The resultant value of resistances each of value n ohms when connected in parallel is x , when these resistances are connected in series the resultant resistance is :​

Answer 1

Answer:

Given:

When n resistors are connected in Parallel, the net resistance is x

To find:

Net resistance when these resistors are connected in series.

Calculation :

Let resistance of each resistor be r

So in parallel:

$net \: resistance = \dfrac{r}{n} = x$

$= > r = x \times n$

Now in series combinations:

$net \: r = r + r + r....n \: times$

$= > net \: r = n \times r$

$= > net \: r = (x \times n) \times n$

$= > net \: r = x \times {n}^{2}$

So final answer is :

$\boxed{\boxed{ \red{eq. \: resistance = x {(n)}^{2}}}}$

Answer 2

Question :-

→ The resultant value of resistance each of value n $\Omega$ .when connected in parallel is x , when these resistances are connected in series the resultant resistance is -

Answer :-

$\to \boxed{ \sf r_{n} \: = x \: {n}^{2} } \\ \:$

To Find :-

→ The resultant resistance when these are in series combination .

Solution :-

According to the question,

→ When resistors are connected in parallel resultant resistance is x and each has value n $\Omega$ .

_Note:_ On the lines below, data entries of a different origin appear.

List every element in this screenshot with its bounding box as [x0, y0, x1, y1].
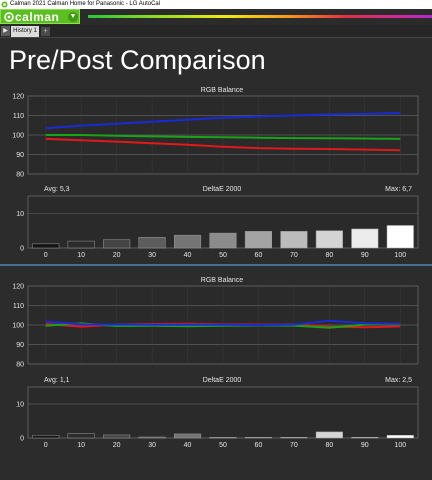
- x-tick-label: 60: [255, 252, 263, 259]
- bar: [32, 243, 60, 249]
- bar: [280, 437, 308, 439]
- x-tick-label: 0: [44, 252, 48, 259]
- deltae-avg: Avg: 1,1: [44, 377, 70, 384]
- bar: [386, 225, 414, 249]
- bar: [138, 237, 166, 249]
- x-tick-label: 70: [290, 252, 298, 259]
- y-tick-label: 110: [13, 113, 24, 120]
- y-tick-label: 90: [16, 152, 24, 159]
- chart-title: RGB Balance: [200, 87, 244, 94]
- page-title: Pre/Post Comparison: [9, 45, 266, 75]
- x-tick-label: 0: [44, 442, 48, 449]
- y-tick-label: 90: [16, 342, 24, 349]
- bar: [244, 437, 272, 439]
- x-tick-label: 10: [77, 442, 85, 449]
- x-tick-label: 20: [113, 442, 121, 449]
- bar: [209, 437, 237, 439]
- y-tick-label: 100: [12, 323, 24, 330]
- play-icon[interactable]: ▶: [1, 26, 10, 36]
- calman-logo-icon: [4, 12, 14, 22]
- bar: [67, 433, 95, 439]
- y-tick-label: 0: [20, 246, 24, 253]
- series-line-0: [45, 137, 401, 152]
- x-tick-label: 40: [184, 442, 192, 449]
- bar: [103, 434, 131, 439]
- x-tick-label: 50: [219, 252, 227, 259]
- bar: [209, 232, 237, 249]
- x-tick-label: 80: [325, 252, 333, 259]
- chart-title: DeltaE 2000: [202, 377, 242, 384]
- calman-logo-text: calman: [15, 10, 60, 24]
- section-divider: [0, 264, 432, 266]
- series-line-2: [45, 112, 401, 130]
- bar: [174, 433, 202, 439]
- x-tick-label: 10: [77, 252, 85, 259]
- x-tick-label: 80: [325, 442, 333, 449]
- tab-bar: [0, 25, 432, 38]
- x-tick-label: 60: [255, 442, 263, 449]
- x-tick-label: 30: [148, 442, 156, 449]
- x-tick-label: 30: [148, 252, 156, 259]
- series-line-1: [45, 134, 401, 140]
- y-tick-label: 80: [16, 362, 24, 369]
- bar: [138, 436, 166, 439]
- plot-area: [27, 386, 419, 439]
- x-tick-label: 20: [113, 252, 121, 259]
- calman-app-icon: [1, 1, 8, 8]
- bar: [67, 240, 95, 249]
- bar: [315, 230, 343, 249]
- window-title-bar: Calman 2021 Calman Home for Panasonic - …: [0, 0, 432, 9]
- bar: [351, 228, 379, 249]
- y-tick-label: 80: [16, 172, 24, 179]
- deltae-avg: Avg: 5,3: [44, 186, 70, 193]
- bar: [280, 231, 308, 249]
- y-tick-label: 10: [16, 211, 24, 218]
- bar: [174, 234, 202, 249]
- y-tick-label: 100: [12, 133, 24, 140]
- bar: [103, 239, 131, 249]
- window-title: Calman 2021 Calman Home for Panasonic - …: [10, 1, 161, 7]
- deltae-max: Max: 6,7: [385, 186, 412, 193]
- bar: [244, 231, 272, 249]
- bar: [315, 431, 343, 439]
- chevron-down-icon[interactable]: ▼: [68, 12, 78, 22]
- x-tick-label: 40: [184, 252, 192, 259]
- chart-title: RGB Balance: [200, 277, 244, 284]
- y-tick-label: 120: [12, 94, 24, 101]
- y-tick-label: 120: [12, 284, 24, 291]
- x-tick-label: 70: [290, 442, 298, 449]
- y-tick-label: 10: [16, 402, 24, 409]
- y-tick-label: 0: [20, 436, 24, 443]
- x-tick-label: 90: [361, 442, 369, 449]
- x-tick-label: 100: [394, 442, 406, 449]
- bar: [32, 435, 60, 439]
- calman-logo-button[interactable]: calman ▼: [0, 9, 80, 24]
- series-line-2: [45, 319, 401, 327]
- deltae-max: Max: 2,5: [385, 377, 412, 384]
- x-tick-label: 90: [361, 252, 369, 259]
- y-tick-label: 110: [13, 303, 24, 310]
- bar: [351, 437, 379, 439]
- x-tick-label: 100: [394, 252, 406, 259]
- bar: [386, 435, 414, 439]
- add-tab-button[interactable]: +: [41, 27, 50, 36]
- tab-history-1[interactable]: History 1: [11, 26, 39, 37]
- chart-title: DeltaE 2000: [202, 186, 242, 193]
- color-spectrum-bar: [88, 15, 432, 18]
- x-tick-label: 50: [219, 442, 227, 449]
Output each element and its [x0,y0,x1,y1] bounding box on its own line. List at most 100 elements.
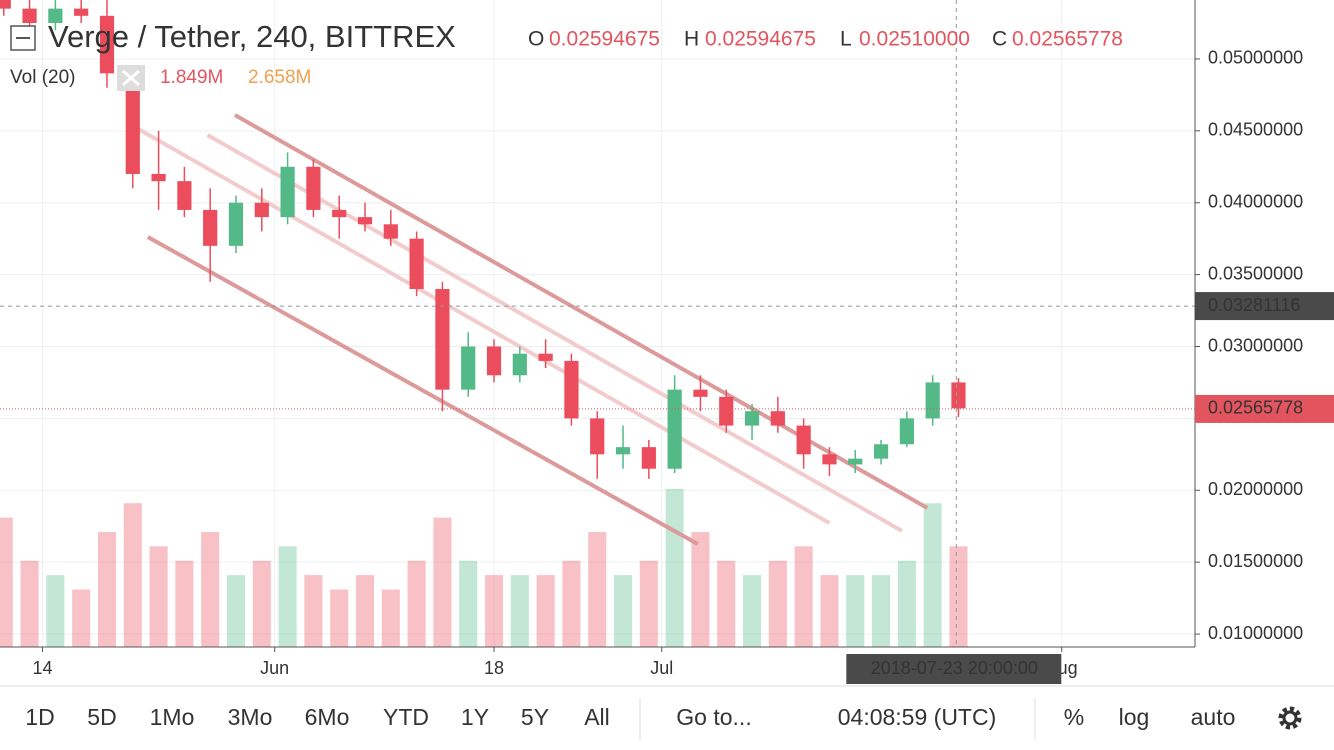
ohlc-key: H [684,28,699,51]
trend-line [233,113,929,510]
candle-body [357,217,373,225]
candle-body [0,0,11,9]
candle-body [125,73,140,174]
candle-body [409,238,424,289]
x-tick-label: 18 [484,658,504,678]
volume-value: 1.849M [160,67,223,88]
candle-body [280,166,295,218]
y-tick-label: 0.05000000 [1208,48,1303,68]
volume-bar [691,531,710,647]
volume-bar [665,488,684,647]
candle-body [564,360,579,419]
volume-bar [743,575,762,647]
candle-body [99,15,115,74]
volume-bar [278,546,297,647]
candle-body [435,288,450,390]
crosshair-time-label: 2018-07-23 20:00:00 [871,658,1038,678]
volume-bar [226,575,246,647]
volume-bar [923,503,942,647]
candle-body [770,411,785,426]
candle-body [22,8,37,24]
plot-area [0,0,1195,647]
range-button[interactable]: 1D [25,704,54,730]
scale-option[interactable]: auto [1191,704,1236,730]
ohlc-value: 0.02565778 [1012,28,1123,51]
collapse-button[interactable] [10,25,36,51]
candle-body [228,202,244,246]
candle-body [383,224,398,239]
volume-bar [794,546,813,647]
volume-bar [201,531,220,647]
candle-body [615,447,631,455]
candle-body [796,425,811,455]
volume-bar [149,546,168,647]
candle-body [486,346,502,376]
range-button[interactable]: YTD [383,704,429,730]
candle-body [848,458,863,465]
volume-bar [897,560,916,647]
crosshair-time-box [846,654,1062,684]
y-tick-label: 0.03000000 [1208,335,1303,355]
volume-bar [484,575,504,647]
y-tick-label: 0.01500000 [1208,551,1303,571]
trend-line [135,126,831,525]
ohlc-key: L [840,28,852,51]
volume-bar [175,560,194,647]
volume-bar [614,575,633,647]
volume-close[interactable] [117,65,145,91]
close-x[interactable] [122,69,140,87]
volume-bar [949,546,968,647]
ohlc-value: 0.02594675 [549,28,660,51]
candle-body [512,353,527,376]
volume-bar [872,575,891,647]
volume-ma-value: 2.658M [248,67,311,88]
y-tick-label: 0.01000000 [1208,623,1303,643]
volume-bar [510,575,529,647]
collapse-box[interactable] [10,25,36,51]
range-button[interactable]: All [584,704,610,730]
volume-bar [536,575,555,647]
volume-bar [768,560,787,647]
scale-option[interactable]: % [1064,704,1084,730]
volume-bar [123,503,142,647]
candle-body [899,418,914,445]
candle-body [538,353,553,361]
goto-button[interactable]: Go to... [676,704,751,730]
settings-icon[interactable] [1278,706,1302,730]
candle-body [74,8,89,16]
candle-body [951,382,966,409]
range-button[interactable]: 3Mo [228,704,273,730]
last-price-box [1195,394,1334,423]
y-tick-label: 0.04000000 [1208,191,1303,211]
volume-bar [97,531,117,647]
scale-option[interactable]: log [1119,704,1150,730]
volume-bar [433,517,452,647]
candle-body [641,447,656,469]
candle-body [667,389,682,469]
volume-label: Vol (20) [10,67,75,88]
range-button[interactable]: 1Y [461,704,489,730]
y-tick-label: 0.03500000 [1208,263,1303,283]
ohlc-value: 0.02594675 [705,28,816,51]
range-button[interactable]: 5D [87,704,116,730]
axes: 0.010000000.015000000.020000000.02500000… [32,48,1334,684]
symbol-title: Verge / Tether, 240, BITTREX [48,19,456,54]
gear-teeth[interactable] [1278,706,1302,730]
candle-body [48,8,63,24]
candle-body [693,389,708,397]
x-tick-label: Jul [650,658,673,678]
gear-ring[interactable] [1282,710,1298,726]
candle-body [332,209,347,218]
trend-line [206,133,904,533]
volume-bar [304,575,323,647]
candle-body [590,418,605,455]
range-button[interactable]: 5Y [521,704,549,730]
volume-bar [717,560,736,647]
volume-bar [252,560,271,647]
range-button[interactable]: 6Mo [305,704,350,730]
volume-bar [381,589,400,647]
x-tick-label: 14 [32,658,52,678]
range-button[interactable]: 1Mo [150,704,195,730]
ohlc-key: C [992,28,1007,51]
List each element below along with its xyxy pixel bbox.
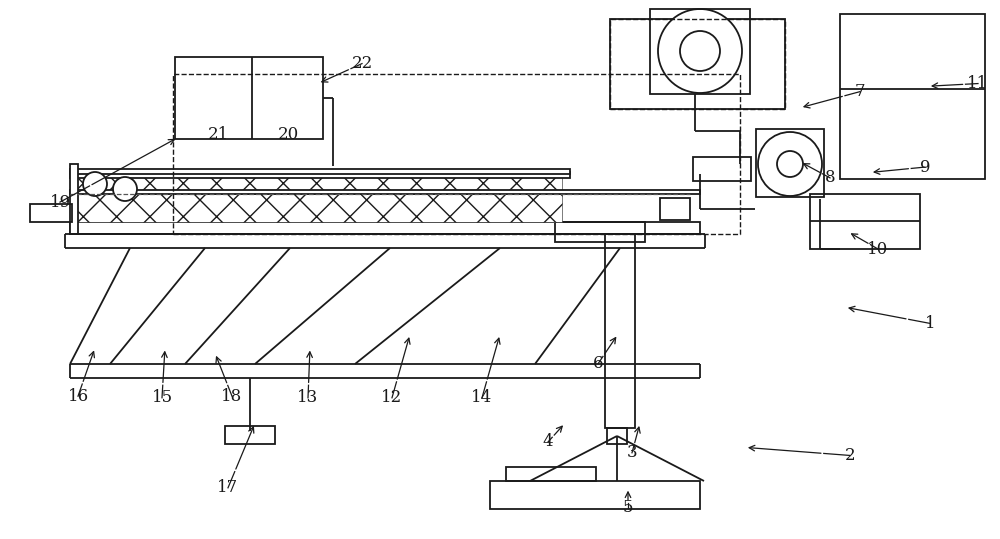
Circle shape xyxy=(113,177,137,201)
Text: 6: 6 xyxy=(593,355,603,372)
Bar xyxy=(555,222,645,242)
Bar xyxy=(506,467,596,481)
Text: 20: 20 xyxy=(277,126,299,143)
Bar xyxy=(660,198,690,220)
Text: 7: 7 xyxy=(855,83,865,100)
Text: 22: 22 xyxy=(351,55,373,72)
Bar xyxy=(605,234,635,428)
Circle shape xyxy=(777,151,803,177)
Text: 16: 16 xyxy=(67,388,89,405)
Bar xyxy=(610,19,785,109)
Circle shape xyxy=(758,132,822,196)
Text: 21: 21 xyxy=(207,126,229,143)
Text: 19: 19 xyxy=(49,194,71,211)
Bar xyxy=(72,194,562,222)
Text: 4: 4 xyxy=(543,433,553,451)
Bar xyxy=(225,426,275,444)
Bar xyxy=(70,169,570,174)
Text: 15: 15 xyxy=(151,389,173,406)
Bar xyxy=(70,172,570,178)
Circle shape xyxy=(680,31,720,71)
Bar xyxy=(840,14,985,179)
Bar xyxy=(70,164,78,234)
Bar xyxy=(810,194,920,249)
Bar xyxy=(756,129,824,197)
Bar xyxy=(70,222,700,234)
Text: 12: 12 xyxy=(381,389,403,406)
Text: 18: 18 xyxy=(221,388,243,405)
Text: 5: 5 xyxy=(623,499,633,516)
Text: 2: 2 xyxy=(845,447,855,464)
Bar xyxy=(70,190,700,194)
Text: 17: 17 xyxy=(217,479,239,496)
Bar xyxy=(650,9,750,94)
Bar xyxy=(175,57,323,139)
Bar xyxy=(30,204,72,222)
Text: 9: 9 xyxy=(920,158,930,176)
Circle shape xyxy=(658,9,742,93)
Text: 14: 14 xyxy=(471,389,493,406)
Text: 3: 3 xyxy=(627,444,637,461)
Circle shape xyxy=(83,172,107,196)
Text: 8: 8 xyxy=(825,169,835,186)
Text: 1: 1 xyxy=(925,315,935,332)
Bar xyxy=(693,157,751,181)
Bar xyxy=(607,428,627,444)
Text: 13: 13 xyxy=(297,389,319,406)
Text: 10: 10 xyxy=(867,240,889,258)
Text: 11: 11 xyxy=(967,75,989,92)
Bar xyxy=(72,174,562,194)
Bar xyxy=(490,481,700,509)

Let, resistance of each resistor is r ohm

hence , according to the question

$\to \sf \: total \: resistance \: =x \\ \\ \to \sf \frac{r}{n} = x \\ \: \\ \therefore \boxed{\sf \: r \: = n \: x} \: \:$

When resistors are in series combination ,then resultant resistance is ,

$\mapsto \boxed{\sf \: total \: resistance \: ( r_{n})\: = \sum_{i = 1}^{n} \:r_{i} }\: \\ \\ \sf all \: have \: same \: value \: r \\ \\ \: \: \: \: \: \: \: \: \: \: \: \boxed{ \sf\because \: r = nx } \\ \: \\ \to \sf \: r_{n} \: = (x \times n) \: \times n(times) \\ \\ \to \boxed{ \sf r_{n} \: = x \: {n}^{2} }$

Hence net resistance when these are in series is

$\: \sf r_{n} \: = x \: {n}^{2}$